On retrouve la trace de ces chanteurs à la foi réformée dans les documents d’époque à la charnière du XVIe et du XVIIe siècle, au moment où se met en place la colonisation française définitive sur le site de ce qui deviendra la ville de Québec.

Québec : sur onze gouverneurs, six protestants

Jean-Louis Lalonde rappelle aussi que sur onze gouverneurs qui se sont succédés entre 1540 et 1632, six (plus d’un sur deux) étaient protestants. Il s’agit de Roberval, Chauvin, De Chastes, Charles de Bourbon, Condé, et Louis de Kirke. L’illustre gouverneur Samuel Champlain était par ailleurs probablement d’origine protestante, bien que professant le catholicisme. Epoux d’Hélène Boulé, une protestante, Champlain n’a jamais mis à l’écart les huguenots, bien au contraire, puisqu’il a activement collaboré avec Pierre Dugua de Mons, gentihomme calviniste, dans la mise en place du projet de fondation de la ville de Québec. Dans un parc de cette métropole francophone se dresse d’ailleurs, depuis 2007, un monument et une plaque commémorative, qui soulignent « son importante contribution à l’implantation de la France en Amérique et à la fondation de Québec »[3].

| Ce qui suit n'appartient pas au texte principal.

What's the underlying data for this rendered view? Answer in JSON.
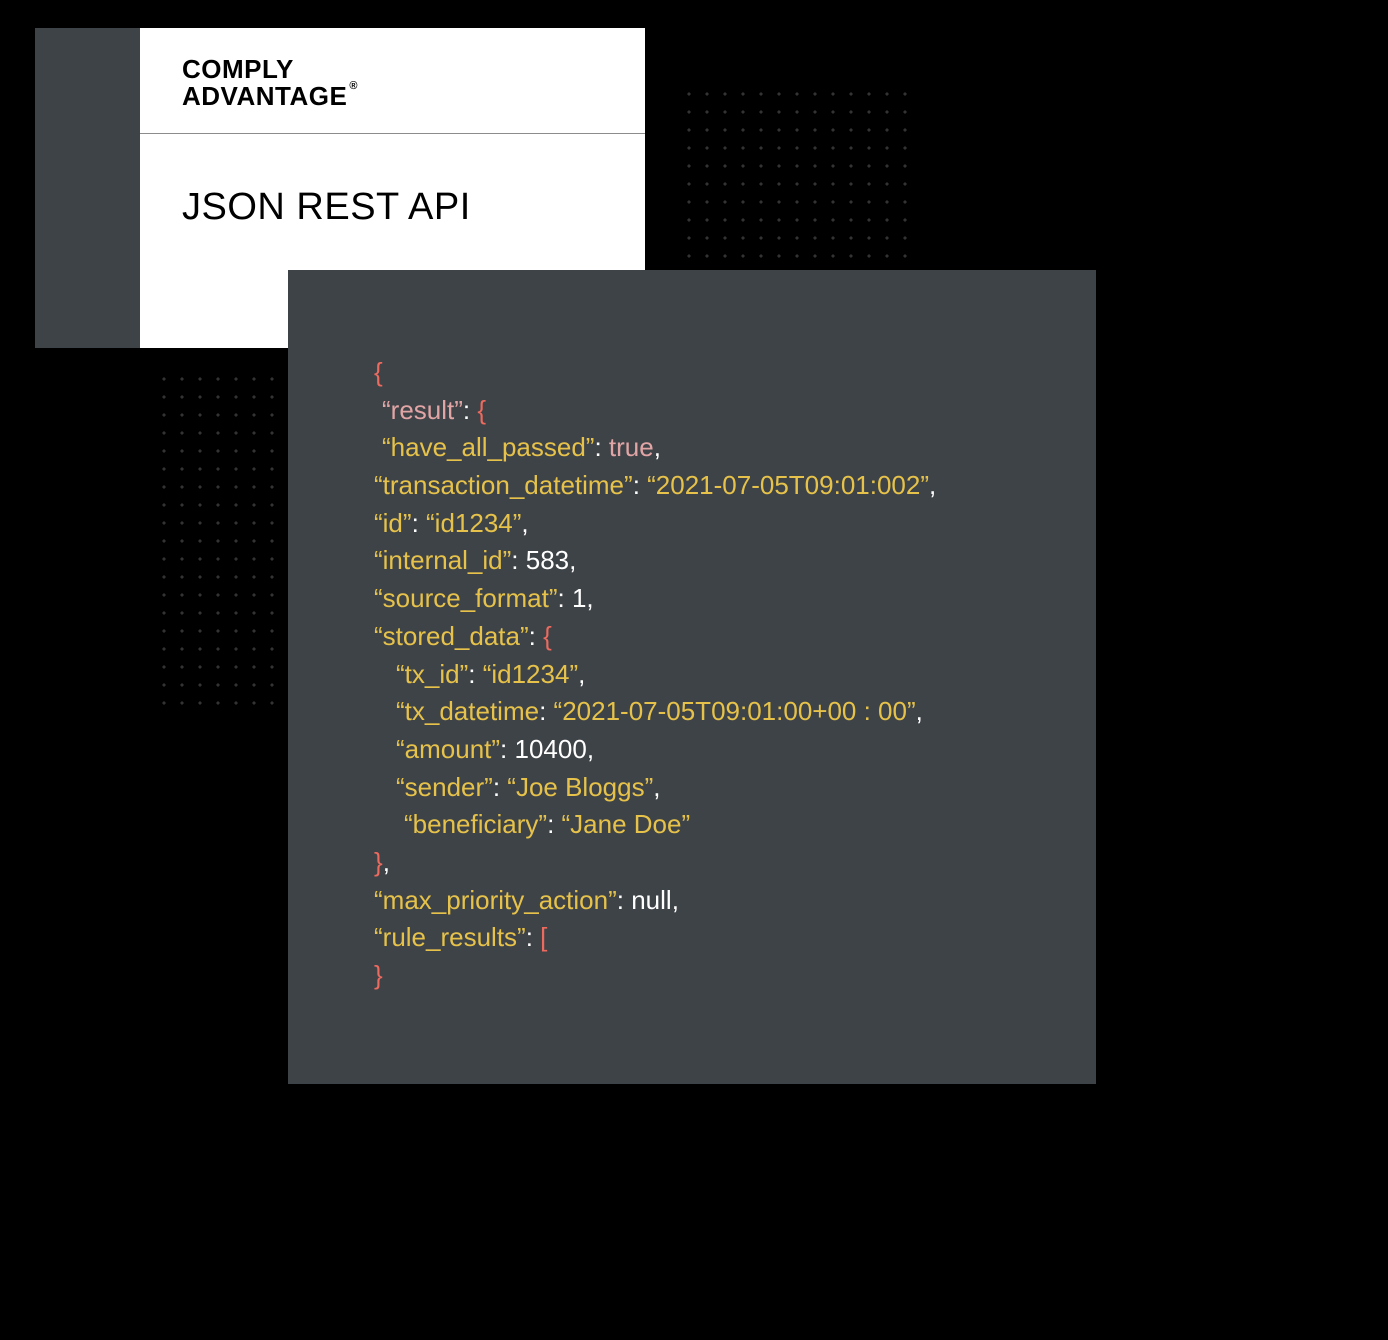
{
  "brand": {
    "line1": "COMPLY",
    "line2": "ADVANTAGE",
    "registered": "®"
  },
  "title": "JSON REST API",
  "code": {
    "open_brace": "{",
    "result_key": "“result”",
    "result_brace": "{",
    "have_all_passed_key": "“have_all_passed”",
    "have_all_passed_val": "true",
    "transaction_datetime_key": "“transaction_datetime”",
    "transaction_datetime_val": "“2021-07-05T09:01:002”",
    "id_key": "“id”",
    "id_val": "“id1234”",
    "internal_id_key": "“internal_id”",
    "internal_id_val": "583",
    "source_format_key": "“source_format”",
    "source_format_val": "1",
    "stored_data_key": "“stored_data”",
    "stored_data_brace": "{",
    "tx_id_key": "“tx_id”",
    "tx_id_val": "“id1234”",
    "tx_datetime_key": "“tx_datetime",
    "tx_datetime_val": "“2021-07-05T09:01:00+00 : 00”",
    "amount_key": "“amount”",
    "amount_val": "10400",
    "sender_key": "“sender”",
    "sender_val": "“Joe Bloggs”",
    "beneficiary_key": "“beneficiary”",
    "beneficiary_val": "“Jane Doe”",
    "close_brace_stored": "}",
    "max_priority_action_key": "“max_priority_action”",
    "max_priority_action_val": "null",
    "rule_results_key": "“rule_results”",
    "rule_results_bracket": "[",
    "final_brace": "}"
  }
}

Il ne faut pas tomber dans l’anachronisme : l’époque n’est pas au pluralisme religieux. La tutelle française, de confession catholique, a beau défendre, en principe, le modus vivendi mis en place par Henri IV en 1598, qui garantit par l’Edit de Nantes le droit de cité des protestants au Royaume de France, l’Église catholique reste très largement privilégiée. C’est la « sainte foy catholique », et elle-seule, que l’autorité royale entend faire valoir en priorité sur les nouveaux territoires où s’implante la France. Le rassemblement pour tout culte, autre que catholique, est regardé d’un mauvais oeil. Les protestants francophones de Nouvelle France sont certes bien présents, mais priés de ne pas faire de vagues, et de rester discrets. Jusqu’au moment où leur présence même ne sera plus tolérée.

 

[1] Mickaël Augeron, Didier Poton, Bertrand Van Ruymbeke, Les Huguenots et l’Atlantique. Pour Dieu, la Cause ou les affaires, Paris, presses de l’Université Paris-Sorbonne, 2009.

[2] Jean-Louis Lalonde, Des loups dans la bergerie, Les protestants de langue française au Québec, 1534-2000, Montréal, Fidès, 2002, p.28.

[3] « Inauguration d’un monument en l’honneur de Pierre Dugua de Mons à Québec », bulletin Mémoires vives, n°22, octobre 2007.